New goverment report on job figures came out this morning. There are several Wall Street Journal articles today reflecting on this new data. Here are the links and some excerpts -
Unemployed Lose Fallback Options
The U.S. continued to shed jobs at an unrelenting clip in March, pushing total losses since the recession started 16 months ago past five million.
The figures, which included another sharp rise in the unemployment rate to a 25-year high, are a sober reality check on the economy after some mildly encouraging news on housing, automobiles and manufacturing.
January’s decline (741,000) is the third-largest on record. However, the other two — a 834,000 decline in 1949 and a nearly two million plunge in 1945 — were driven by one-time events including a large coal and steel strike and by the end of World War II.
The economy has shed 5.1 million jobs since the recession started in December 2007, with over two million of those losses occurring in the last three months alone.
Layoff announcements continued last month across sectors that included: United Technologies Corp.; General Dynamics Corp.; National Semiconductor Corp.; and Wal-Mart Stores Inc.
The unemployment rate, which is calculated by using a survey of households as opposed to companies, jumped 0.4 percentage point to 8.5%, the highest since November 1983.
In its latest report on the U.S. economy, the Organization for Economic Cooperation and Development said it expects the jobless rate to reach 10.5% by the end of next year.
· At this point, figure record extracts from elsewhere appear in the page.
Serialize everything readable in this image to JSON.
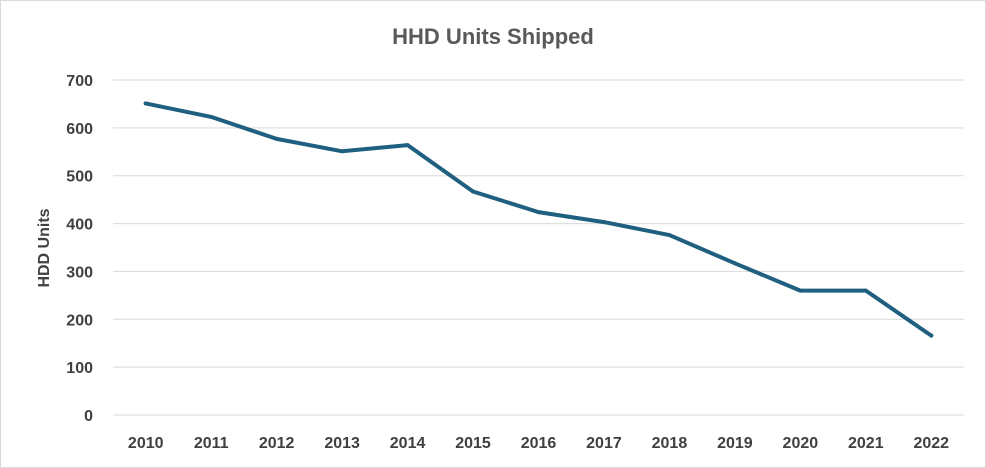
{
  "chart_data": {
    "type": "line",
    "title": "HHD Units Shipped",
    "xlabel": "",
    "ylabel": "HDD Units",
    "categories": [
      "2010",
      "2011",
      "2012",
      "2013",
      "2014",
      "2015",
      "2016",
      "2017",
      "2018",
      "2019",
      "2020",
      "2021",
      "2022"
    ],
    "series": [
      {
        "values": [
          651,
          623,
          577,
          551,
          564,
          467,
          424,
          403,
          376,
          317,
          260,
          260,
          166
        ],
        "color": "#1f5f7f"
      }
    ],
    "ylim": [
      0,
      700
    ],
    "yticks": [
      0,
      100,
      200,
      300,
      400,
      500,
      600,
      700
    ],
    "grid": true,
    "legend": "none"
  }
}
By broader measures, the labor market is already there, and then some. When marginally attached and involuntary part-time workers are included, the rate of unemployed or underemployed workers hit 15.6% last month, up from 14.8% in February and more than six percentage points higher than it was one year ago. That underscores how many people are searching for work or merely settling for something less than satisfactory.
The unemployed are also staying idled much longer. According to Friday’s report, the number of people unemployed 27 weeks or more climbed 265,000 to 3.2 million, or almost one-in-four of the total. That’s the highest ratio since 1983.
The growing ranks of unemployed Americans are turning to the traditional fallbacks — retail, restaurants, customer service — to ride out a rough economy. The bad news is job openings there are growing scarce, too.
Despite what objectives they may have put atop their resumes, when asked to describe the work they really wanted, the job seekers largely had the same goal: “I’ll take anything right now.”
In many cases, that desperation means that even educated workers must trade down to jobs below their potential and with lower pay. That results in painful, long-term effects, from hurting their own career advancement to displacing those with less education or experience.
Employment is down in every industry except health care, education and government.
Savannah Red restaurant in Charlotte, N.C., received nearly 200 applications for a part-time server job that, six months ago, drew only five applicants.
Cancer Treatment Centers of America Inc. received 19,000 applicants for 100 jobs at a new hospital near Phoenix, opened in December.
Even though the recession is bad for business, it can be good for those who are hiring. Strategically hiring skilled, productive employees can help employers boost efficiency and save money.
A recent posting for a New York City store manager drew 700 applications in two days. A listing for a human-resources manager drew more than 100 applications in 24 hours.
But hiring in a downturn can be tricky. Job seekers are not only more numerous but more desperate, hiring managers say. Weeding through hundreds of resumes is time consuming, and mistakes can be costly. Some employers are trying to screen out applicants who are merely seeking a paycheck until the economy recovers.
These words are a great reality check and set the foundation on how to move forward.